Now comes the second part: a person allows the server application to read a specific part of his/her data by adding the webId to the list of allowed parties, how does this server application knows that it can access it? Therefore a front end is needed so that on the moment the person grants the server app’s webId access, a link is stored in the pod of the server application, which is only readible by the server application. Is writable == writeable && readible or only writeable? Because logically we don’t want other persons to see all the data that has the server access to… Is this the right way to approach it?

a bit more visual:

You need an authentication client to login to an Identity Provider, e.g. Inrupt’s solid-client-authn. You need that even if you use solid-file-client which provides high level methods to manage and edit files. The authn logs you in and creates an authenticated fetch method, solid-file-client uses that authenticated fetch to perform various operations.

The flow for application access is not settled at this moment. The docs @Smag0 pointed you to will work for the ESS server. The NSS server uses a different method somewhat explained in the trustedApp section of the document I pointed you to above.
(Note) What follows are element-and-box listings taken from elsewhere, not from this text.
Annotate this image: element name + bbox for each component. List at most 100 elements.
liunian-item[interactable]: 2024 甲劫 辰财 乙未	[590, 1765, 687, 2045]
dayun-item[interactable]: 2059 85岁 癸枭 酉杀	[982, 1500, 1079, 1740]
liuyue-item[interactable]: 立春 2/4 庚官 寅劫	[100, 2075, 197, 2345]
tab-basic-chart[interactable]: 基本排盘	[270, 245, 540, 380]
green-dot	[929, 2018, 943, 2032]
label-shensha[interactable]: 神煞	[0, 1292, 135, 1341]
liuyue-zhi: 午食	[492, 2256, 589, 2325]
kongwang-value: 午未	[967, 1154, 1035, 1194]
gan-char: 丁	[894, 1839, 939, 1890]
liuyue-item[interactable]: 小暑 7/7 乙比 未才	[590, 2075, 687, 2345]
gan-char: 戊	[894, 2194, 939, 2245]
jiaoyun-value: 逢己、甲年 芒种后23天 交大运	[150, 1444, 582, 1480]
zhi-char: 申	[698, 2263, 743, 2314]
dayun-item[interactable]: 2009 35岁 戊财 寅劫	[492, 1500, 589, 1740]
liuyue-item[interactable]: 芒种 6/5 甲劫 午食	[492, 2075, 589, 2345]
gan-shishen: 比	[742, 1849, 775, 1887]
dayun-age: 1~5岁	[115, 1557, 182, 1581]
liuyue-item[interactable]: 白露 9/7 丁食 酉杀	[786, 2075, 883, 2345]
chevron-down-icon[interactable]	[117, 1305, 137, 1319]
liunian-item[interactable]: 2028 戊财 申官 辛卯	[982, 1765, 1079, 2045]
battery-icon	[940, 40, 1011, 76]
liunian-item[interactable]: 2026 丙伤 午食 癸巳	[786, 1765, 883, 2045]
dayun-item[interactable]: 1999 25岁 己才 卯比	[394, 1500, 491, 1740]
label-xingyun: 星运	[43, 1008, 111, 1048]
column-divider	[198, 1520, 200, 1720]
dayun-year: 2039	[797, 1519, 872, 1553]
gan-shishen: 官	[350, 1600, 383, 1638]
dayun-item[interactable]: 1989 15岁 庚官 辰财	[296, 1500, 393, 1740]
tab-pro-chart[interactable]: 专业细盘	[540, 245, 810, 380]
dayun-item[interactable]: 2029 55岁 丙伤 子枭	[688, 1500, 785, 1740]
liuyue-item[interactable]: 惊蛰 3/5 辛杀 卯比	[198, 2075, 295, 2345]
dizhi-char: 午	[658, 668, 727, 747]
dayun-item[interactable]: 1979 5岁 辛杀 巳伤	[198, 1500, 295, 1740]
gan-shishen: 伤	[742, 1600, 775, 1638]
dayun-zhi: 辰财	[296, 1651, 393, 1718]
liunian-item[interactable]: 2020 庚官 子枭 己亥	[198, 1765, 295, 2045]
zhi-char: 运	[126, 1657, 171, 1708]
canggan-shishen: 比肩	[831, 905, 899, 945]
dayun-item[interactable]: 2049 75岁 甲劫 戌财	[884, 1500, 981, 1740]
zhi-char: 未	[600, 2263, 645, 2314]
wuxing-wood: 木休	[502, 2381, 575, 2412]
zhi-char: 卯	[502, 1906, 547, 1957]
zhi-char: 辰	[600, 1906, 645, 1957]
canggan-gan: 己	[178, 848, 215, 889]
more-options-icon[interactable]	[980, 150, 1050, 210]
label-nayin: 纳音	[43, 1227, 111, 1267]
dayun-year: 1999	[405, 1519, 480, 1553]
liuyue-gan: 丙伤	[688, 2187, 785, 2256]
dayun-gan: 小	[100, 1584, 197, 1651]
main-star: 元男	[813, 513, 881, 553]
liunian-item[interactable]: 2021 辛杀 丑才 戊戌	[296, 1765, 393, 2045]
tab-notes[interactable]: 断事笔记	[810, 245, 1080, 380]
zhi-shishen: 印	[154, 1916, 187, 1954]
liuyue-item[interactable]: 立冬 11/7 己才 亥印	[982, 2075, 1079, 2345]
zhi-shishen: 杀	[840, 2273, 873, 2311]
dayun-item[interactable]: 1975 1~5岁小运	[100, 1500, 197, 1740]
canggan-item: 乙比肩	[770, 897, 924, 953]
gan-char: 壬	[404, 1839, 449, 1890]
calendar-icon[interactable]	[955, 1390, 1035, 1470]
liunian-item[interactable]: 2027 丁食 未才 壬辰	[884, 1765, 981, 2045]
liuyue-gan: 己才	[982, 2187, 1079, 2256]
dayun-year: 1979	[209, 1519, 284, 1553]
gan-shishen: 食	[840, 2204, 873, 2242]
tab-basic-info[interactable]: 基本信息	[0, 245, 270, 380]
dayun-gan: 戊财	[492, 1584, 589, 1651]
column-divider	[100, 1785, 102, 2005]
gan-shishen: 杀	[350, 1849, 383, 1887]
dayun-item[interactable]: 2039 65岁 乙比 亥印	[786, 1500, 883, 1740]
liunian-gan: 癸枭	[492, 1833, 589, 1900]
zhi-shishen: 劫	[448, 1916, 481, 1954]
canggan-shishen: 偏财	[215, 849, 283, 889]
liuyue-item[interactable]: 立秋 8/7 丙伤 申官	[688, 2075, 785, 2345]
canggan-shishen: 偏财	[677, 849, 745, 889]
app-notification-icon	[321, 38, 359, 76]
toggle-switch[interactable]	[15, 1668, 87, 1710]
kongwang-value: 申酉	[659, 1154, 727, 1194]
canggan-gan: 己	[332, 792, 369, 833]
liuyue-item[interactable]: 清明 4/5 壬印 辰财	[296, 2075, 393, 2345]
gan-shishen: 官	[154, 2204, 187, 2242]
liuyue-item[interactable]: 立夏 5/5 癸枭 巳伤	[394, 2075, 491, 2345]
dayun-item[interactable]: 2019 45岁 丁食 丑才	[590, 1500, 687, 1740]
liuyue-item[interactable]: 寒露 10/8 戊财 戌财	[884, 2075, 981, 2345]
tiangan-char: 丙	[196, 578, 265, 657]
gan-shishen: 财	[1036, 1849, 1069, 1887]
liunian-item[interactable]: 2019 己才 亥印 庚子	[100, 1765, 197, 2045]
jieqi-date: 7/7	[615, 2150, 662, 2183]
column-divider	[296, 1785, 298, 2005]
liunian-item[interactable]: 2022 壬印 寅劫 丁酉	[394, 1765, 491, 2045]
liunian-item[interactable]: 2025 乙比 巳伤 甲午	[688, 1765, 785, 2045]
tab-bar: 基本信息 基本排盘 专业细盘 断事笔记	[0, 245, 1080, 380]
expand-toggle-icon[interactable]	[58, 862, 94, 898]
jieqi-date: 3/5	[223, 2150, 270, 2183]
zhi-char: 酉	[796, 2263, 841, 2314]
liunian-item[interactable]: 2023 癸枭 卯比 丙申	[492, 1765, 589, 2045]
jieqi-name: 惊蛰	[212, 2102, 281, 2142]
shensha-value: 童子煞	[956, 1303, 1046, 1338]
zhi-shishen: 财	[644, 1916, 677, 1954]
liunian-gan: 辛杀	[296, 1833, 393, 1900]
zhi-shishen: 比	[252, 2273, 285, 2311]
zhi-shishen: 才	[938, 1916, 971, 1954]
Your app needs a WebId for ESS but not currently for NSS.

One thing incorrect in your diagram is that it shows an app authenticated to a pod server which only happens if the pod server is also an identity server. Basically, you authenticate and get an authenticated WebId from the Identity Provider then use that to access pods from various pod providers. On each pod, the ACL of ACP methods determine what the WebId and App have access to.

So authentication happens at he Identity Provider, while authorization happens at he Pod provider and is controlled by the user.